The 35-year-old will line up in the men’s 200m medley final after qualifying from Thursday’s semis — remarkably the fifth straight Games in which the Hungarian has competed in a final.
Phelps also appeared in finals at five consecutive Olympic Games — and his success, with 23 gold medals, largely explains why Cseh has never managed a gold.
The Budapest native won four silvers and two bronzes in an Olympic career spanning back to 2004 when he won bronze in the 4x100m medley.
Should he pull off a shock and medal in Friday’s race he will actually have gone one better than Phelps. The American won medals in four straight Olympics after finishing fifth in his first 200m butterfly appearance in Sydney in 2000.

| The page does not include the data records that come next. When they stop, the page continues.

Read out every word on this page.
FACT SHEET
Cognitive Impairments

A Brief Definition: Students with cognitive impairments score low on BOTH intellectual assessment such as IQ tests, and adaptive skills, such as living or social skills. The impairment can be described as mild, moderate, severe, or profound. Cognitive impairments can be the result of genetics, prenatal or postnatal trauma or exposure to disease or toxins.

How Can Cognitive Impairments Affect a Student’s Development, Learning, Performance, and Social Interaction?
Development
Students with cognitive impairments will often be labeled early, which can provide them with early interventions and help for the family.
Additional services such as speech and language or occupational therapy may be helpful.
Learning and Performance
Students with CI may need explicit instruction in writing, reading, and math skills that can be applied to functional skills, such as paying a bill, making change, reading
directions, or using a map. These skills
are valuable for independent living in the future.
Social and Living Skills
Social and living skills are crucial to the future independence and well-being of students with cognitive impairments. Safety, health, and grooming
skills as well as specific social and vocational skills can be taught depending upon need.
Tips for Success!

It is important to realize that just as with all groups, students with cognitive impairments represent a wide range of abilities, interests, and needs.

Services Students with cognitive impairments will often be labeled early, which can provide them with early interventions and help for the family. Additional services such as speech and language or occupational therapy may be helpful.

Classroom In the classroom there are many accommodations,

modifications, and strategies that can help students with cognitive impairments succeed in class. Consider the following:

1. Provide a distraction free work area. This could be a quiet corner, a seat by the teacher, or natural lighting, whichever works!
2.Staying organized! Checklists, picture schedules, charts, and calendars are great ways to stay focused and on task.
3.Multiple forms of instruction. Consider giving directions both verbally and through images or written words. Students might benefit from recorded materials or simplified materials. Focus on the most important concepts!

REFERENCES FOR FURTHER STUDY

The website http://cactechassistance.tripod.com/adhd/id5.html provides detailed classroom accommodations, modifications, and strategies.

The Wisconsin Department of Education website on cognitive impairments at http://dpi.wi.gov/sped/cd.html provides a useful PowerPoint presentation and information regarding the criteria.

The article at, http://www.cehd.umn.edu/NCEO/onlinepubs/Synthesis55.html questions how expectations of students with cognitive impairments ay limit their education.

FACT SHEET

A podium finish for Cseh would make it an astonishing five Games in a row with a medal but having finished 1:42 behind China’s Wang Shun in qualifying, he is not optimistic.

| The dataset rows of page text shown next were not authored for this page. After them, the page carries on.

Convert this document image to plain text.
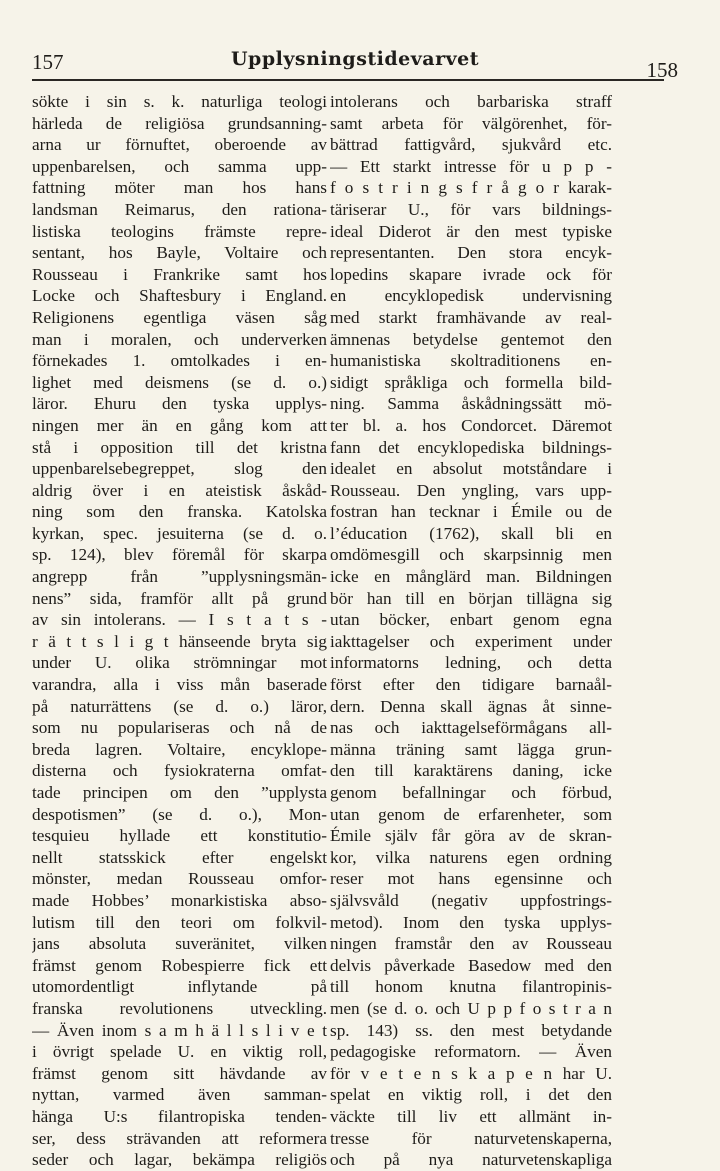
157	Upplysningstidevarvet	158
sökte i sin s. k. naturliga teologi
härleda de religiösa grundsanning-
arna ur förnuftet, oberoende av
uppenbarelsen, och samma upp-
fattning möter man hos hans
landsman Reimarus, den rationa-
listiska teologins främste repre-
sentant, hos Bayle, Voltaire och
Rousseau i Frankrike samt hos
Locke och Shaftesbury i England.
Religionens egentliga väsen såg
man i moralen, och underverken
förnekades 1. omtolkades i en-
lighet med deismens (se d. o.)
läror. Ehuru den tyska upplys-
ningen mer än en gång kom att
stå i opposition till det kristna
uppenbarelsebegreppet, slog den
aldrig över i en ateistisk åskåd-
ning som den franska. Katolska
kyrkan, spec. jesuiterna (se d. o.
sp. 124), blev föremål för skarpa
angrepp från ”upplysningsmän-
nens” sida, framför allt på grund
av sin intolerans. — I s t a t s -
r ä t t s l i g t hänseende bryta sig
under U. olika strömningar mot
varandra, alla i viss mån baserade
på naturrättens (se d. o.) läror,
som nu populariseras och nå de
breda lagren. Voltaire, encyklope-
disterna och fysiokraterna omfat-
tade principen om den ”upplysta
despotismen” (se d. o.), Mon-
tesquieu hyllade ett konstitutio-
nellt statsskick efter engelskt
mönster, medan Rousseau omfor-
made Hobbes’ monarkistiska abso-
lutism till den teori om folkvil-
jans absoluta suveränitet, vilken
främst genom Robespierre fick ett
utomordentligt inflytande på
franska revolutionens utveckling.
— Även inom s a m h ä l l s l i v e t
i övrigt spelade U. en viktig roll,
främst genom sitt hävdande av
nyttan, varmed även samman-
hänga U:s filantropiska tenden-
ser, dess strävanden att reformera
seder och lagar, bekämpa religiös
intolerans och barbariska straff
samt arbeta för välgörenhet, för-
bättrad fattigvård, sjukvård etc.
— Ett starkt intresse för u p p -
f o s t r i n g s f r å g o r karak-
täriserar U., för vars bildnings-
ideal Diderot är den mest typiske
representanten. Den stora encyk-
lopedins skapare ivrade ock för
en encyklopedisk undervisning
med starkt framhävande av real-
ämnenas betydelse gentemot den
humanistiska skoltraditionens en-
sidigt språkliga och formella bild-
ning. Samma åskådningssätt mö-
ter bl. a. hos Condorcet. Däremot
fann det encyklopediska bildnings-
idealet en absolut motståndare i
Rousseau. Den yngling, vars upp-
fostran han tecknar i Émile ou de
l’éducation (1762), skall bli en
omdömesgill och skarpsinnig men
icke en månglärd man. Bildningen
bör han till en början tillägna sig
utan böcker, enbart genom egna
iakttagelser och experiment under
informatorns ledning, och detta
först efter den tidigare barnaål-
dern. Denna skall ägnas åt sinne-
nas och iakttagelseförmågans all-
männa träning samt lägga grun-
den till karaktärens daning, icke
genom befallningar och förbud,
utan genom de erfarenheter, som
Émile själv får göra av de skran-
kor, vilka naturens egen ordning
reser mot hans egensinne och
självsvåld (negativ uppfostrings-
metod). Inom den tyska upplys-
ningen framstår den av Rousseau
delvis påverkade Basedow med den
till honom knutna filantropinis-
men (se d. o. och U p p f o s t r a n
sp. 143) ss. den mest betydande
pedagogiske reformatorn. — Även
för v e t e n s k a p e n har U.
spelat en viktig roll, i det den
väckte till liv ett allmänt in-
tresse för naturvetenskaperna,
och på nya naturvetenskapliga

“I don’t think the chances are good for a medal because of my age. I’m competing against others who are six or seven years younger than me. But I wanted to be in the final and I achieved that goal, so I’m just enjoying being here,” he said.
“I didn’t come here for a medal. But who knows, anything can happen. It is a final so it can put pressure on younger athletes, while there is no pressure on me at all. I will just be enjoying it.”

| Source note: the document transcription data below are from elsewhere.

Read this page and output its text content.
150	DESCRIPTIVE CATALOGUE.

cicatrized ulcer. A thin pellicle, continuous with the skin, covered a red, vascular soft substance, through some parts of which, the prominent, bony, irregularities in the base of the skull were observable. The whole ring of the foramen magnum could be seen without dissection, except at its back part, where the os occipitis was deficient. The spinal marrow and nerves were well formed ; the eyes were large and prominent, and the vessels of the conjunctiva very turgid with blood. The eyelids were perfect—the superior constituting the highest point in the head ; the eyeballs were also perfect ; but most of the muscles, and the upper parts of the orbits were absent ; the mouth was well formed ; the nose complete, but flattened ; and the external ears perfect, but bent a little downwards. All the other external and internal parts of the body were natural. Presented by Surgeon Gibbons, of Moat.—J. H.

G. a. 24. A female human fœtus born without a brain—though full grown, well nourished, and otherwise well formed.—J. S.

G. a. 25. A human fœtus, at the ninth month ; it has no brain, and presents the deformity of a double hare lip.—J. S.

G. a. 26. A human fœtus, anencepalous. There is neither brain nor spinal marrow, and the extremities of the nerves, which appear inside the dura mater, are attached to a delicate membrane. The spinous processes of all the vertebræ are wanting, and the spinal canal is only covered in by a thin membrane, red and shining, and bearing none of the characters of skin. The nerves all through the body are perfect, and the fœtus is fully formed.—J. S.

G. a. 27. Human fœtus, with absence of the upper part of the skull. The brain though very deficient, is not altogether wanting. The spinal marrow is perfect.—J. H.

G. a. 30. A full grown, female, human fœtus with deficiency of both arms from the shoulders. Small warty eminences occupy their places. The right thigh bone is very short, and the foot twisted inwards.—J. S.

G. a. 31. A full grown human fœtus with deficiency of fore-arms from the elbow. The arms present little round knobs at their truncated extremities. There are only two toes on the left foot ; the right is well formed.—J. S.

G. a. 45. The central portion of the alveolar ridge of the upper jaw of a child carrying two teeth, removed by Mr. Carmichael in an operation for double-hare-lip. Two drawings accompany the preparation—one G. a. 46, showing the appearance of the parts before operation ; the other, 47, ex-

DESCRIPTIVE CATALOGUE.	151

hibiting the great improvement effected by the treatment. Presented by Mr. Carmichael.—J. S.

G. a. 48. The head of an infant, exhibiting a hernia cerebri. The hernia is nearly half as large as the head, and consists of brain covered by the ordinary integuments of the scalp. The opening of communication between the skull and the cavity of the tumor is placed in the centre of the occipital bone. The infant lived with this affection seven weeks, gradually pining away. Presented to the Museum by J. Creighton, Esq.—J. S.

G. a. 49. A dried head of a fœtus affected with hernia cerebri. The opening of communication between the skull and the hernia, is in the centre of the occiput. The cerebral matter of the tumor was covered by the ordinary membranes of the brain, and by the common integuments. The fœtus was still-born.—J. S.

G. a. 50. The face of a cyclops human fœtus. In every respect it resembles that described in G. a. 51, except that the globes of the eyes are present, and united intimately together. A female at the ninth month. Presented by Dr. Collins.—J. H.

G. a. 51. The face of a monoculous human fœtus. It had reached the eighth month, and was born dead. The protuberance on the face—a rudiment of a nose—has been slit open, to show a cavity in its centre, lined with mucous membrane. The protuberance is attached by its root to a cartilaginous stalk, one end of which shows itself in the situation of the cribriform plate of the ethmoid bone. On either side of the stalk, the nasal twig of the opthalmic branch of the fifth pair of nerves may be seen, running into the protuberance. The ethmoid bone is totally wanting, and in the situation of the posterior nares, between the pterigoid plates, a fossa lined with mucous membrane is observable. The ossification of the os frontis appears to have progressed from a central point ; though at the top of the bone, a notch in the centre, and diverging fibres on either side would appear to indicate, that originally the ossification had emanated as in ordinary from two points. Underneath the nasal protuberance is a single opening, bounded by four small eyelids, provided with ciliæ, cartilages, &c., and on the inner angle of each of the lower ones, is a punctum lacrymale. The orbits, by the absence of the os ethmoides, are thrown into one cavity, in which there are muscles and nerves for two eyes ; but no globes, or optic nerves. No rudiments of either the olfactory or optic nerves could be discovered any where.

American Michael Andrew and Japan’s Daiya Seto are among the main contenders, while the United States’ Chase Kalisz surprisingly failed to qualify for the final.
After his plans for Tokyo were hampered by the one-year delay due to the COVID-19 pandemic, Cseh only made the decision to come to Tokyo in late May.
But whatever happens on Friday, Cseh says this is the end of his streak of Olympic finals and that he will not be returning in Paris as a 38-year-old.
“I’ve already been extending my career by a day here every day. But I won’t extend my career any further. This is my last dance,” he said.
“I have so much else to do. I really should get round to cleaning up the garage in my house”.